More than half of divorces involved couples with at least one child
The divorce rate for England and Wales has fallen for the third year running to its lowest level for 26 years.
Annual figures show the divorce rate fell to 11.9 divorces for every 1,000 married couples in 2007, down from 12.2 divorces in 2006.
In Scotland, divorces fell by 1.9% in 2007, while in Northern Ireland the number increased significantly by 14%.
The highest rate of divorce was among couples in their late 20s and just over half involved couples with a child.
The report, by the Office for National Statistics, did not analyse the reasons why divorce rates had fallen.
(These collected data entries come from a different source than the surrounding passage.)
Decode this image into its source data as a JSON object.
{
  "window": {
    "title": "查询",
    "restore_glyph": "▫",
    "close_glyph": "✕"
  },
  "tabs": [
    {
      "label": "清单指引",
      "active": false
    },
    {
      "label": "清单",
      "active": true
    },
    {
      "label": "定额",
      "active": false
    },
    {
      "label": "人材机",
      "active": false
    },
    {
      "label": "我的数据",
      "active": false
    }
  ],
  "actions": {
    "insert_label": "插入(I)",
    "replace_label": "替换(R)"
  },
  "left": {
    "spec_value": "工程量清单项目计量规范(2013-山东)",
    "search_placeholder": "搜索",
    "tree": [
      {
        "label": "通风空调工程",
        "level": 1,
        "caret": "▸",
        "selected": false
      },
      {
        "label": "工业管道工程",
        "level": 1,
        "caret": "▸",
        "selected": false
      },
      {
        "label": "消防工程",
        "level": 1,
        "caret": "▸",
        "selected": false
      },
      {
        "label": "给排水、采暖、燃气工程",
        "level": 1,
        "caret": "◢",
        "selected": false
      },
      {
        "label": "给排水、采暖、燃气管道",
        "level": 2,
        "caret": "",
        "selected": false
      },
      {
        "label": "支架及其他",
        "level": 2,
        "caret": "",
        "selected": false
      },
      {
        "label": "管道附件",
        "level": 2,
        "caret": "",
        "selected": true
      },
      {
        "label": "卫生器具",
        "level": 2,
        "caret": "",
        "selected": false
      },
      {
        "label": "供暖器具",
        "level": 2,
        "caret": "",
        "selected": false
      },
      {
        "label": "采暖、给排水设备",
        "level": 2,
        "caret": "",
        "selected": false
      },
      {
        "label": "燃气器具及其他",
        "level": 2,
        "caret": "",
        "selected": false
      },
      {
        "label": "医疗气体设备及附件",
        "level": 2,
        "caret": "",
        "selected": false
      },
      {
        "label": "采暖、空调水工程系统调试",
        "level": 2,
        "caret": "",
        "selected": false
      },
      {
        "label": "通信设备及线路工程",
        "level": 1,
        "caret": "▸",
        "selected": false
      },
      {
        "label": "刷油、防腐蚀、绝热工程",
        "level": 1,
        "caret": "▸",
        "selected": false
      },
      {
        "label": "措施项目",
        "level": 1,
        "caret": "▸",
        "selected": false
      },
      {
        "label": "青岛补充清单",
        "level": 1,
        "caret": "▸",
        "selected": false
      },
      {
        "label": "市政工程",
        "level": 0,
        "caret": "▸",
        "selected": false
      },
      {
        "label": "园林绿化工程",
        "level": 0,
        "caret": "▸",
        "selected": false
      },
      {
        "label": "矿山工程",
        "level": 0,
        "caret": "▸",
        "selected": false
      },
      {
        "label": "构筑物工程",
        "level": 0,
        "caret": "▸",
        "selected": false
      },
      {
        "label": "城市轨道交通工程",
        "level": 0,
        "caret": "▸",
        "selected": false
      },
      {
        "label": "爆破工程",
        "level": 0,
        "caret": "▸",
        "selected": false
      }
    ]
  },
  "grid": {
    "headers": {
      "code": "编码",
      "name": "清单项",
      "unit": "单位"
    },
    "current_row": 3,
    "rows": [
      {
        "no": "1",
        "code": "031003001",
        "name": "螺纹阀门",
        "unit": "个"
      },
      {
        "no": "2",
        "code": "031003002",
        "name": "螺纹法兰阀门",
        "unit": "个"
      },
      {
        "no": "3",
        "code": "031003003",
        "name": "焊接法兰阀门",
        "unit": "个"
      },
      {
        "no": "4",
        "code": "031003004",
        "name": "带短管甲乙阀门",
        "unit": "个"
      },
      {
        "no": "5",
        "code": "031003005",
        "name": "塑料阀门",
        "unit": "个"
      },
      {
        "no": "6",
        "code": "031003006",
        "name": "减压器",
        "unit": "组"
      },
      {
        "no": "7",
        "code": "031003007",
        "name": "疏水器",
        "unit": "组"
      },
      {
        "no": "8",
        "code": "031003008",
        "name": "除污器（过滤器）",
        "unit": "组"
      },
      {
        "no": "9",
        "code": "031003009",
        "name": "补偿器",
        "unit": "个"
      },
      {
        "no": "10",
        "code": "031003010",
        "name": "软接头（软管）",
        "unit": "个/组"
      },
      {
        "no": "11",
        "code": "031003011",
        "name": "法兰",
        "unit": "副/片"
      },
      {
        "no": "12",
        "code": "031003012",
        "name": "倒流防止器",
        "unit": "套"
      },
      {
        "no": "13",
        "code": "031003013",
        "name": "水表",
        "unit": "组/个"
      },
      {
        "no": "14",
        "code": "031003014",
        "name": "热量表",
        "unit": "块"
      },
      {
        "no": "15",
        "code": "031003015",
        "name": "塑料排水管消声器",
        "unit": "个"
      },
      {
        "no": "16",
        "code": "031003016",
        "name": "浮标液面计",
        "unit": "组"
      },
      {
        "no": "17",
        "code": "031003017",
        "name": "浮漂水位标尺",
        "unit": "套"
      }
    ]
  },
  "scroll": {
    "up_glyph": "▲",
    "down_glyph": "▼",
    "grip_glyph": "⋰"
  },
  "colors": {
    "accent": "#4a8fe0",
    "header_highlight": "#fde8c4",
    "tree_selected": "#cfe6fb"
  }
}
Penny Mansfield, Director of One Plus One, a charity that works to improve relationships, said family life was more fragile, with couple relationships still popular but fewer getting married.
"Annual divorce statistics no longer offer us a clear picture of the state of British relationships - those who don't marry can't divorce, but they and their children are just as likely, if not more likely, to experience the impact of relationship breakdown," she said.
British matrimonial and family lawyer Ayesha Vardag said changing social attitudes, publicity about celebrity divorces and an unhelpful legal system had all contributed to the decline in both marriages and divorce.
"Quite often people are in really untenable situations - with conflict or violence in the home - but they can't get out of them, and their children can't get out of them, so people are trapped," she said about the legal system.
Couples in other countries can legally agree on what would happen in the event of divorce by signing pre-nuptial or post-nuptial agreements, but these are not legally binding in the UK, leading to a "gold digger's charter" when it comes to divorce, she added.
The report also noted that 42 civil partnerships in England and Wales were dissolved in 2007 - 28 of them female couples and 14 male couples.
Civil partnerships became legal in Britain in December 2005.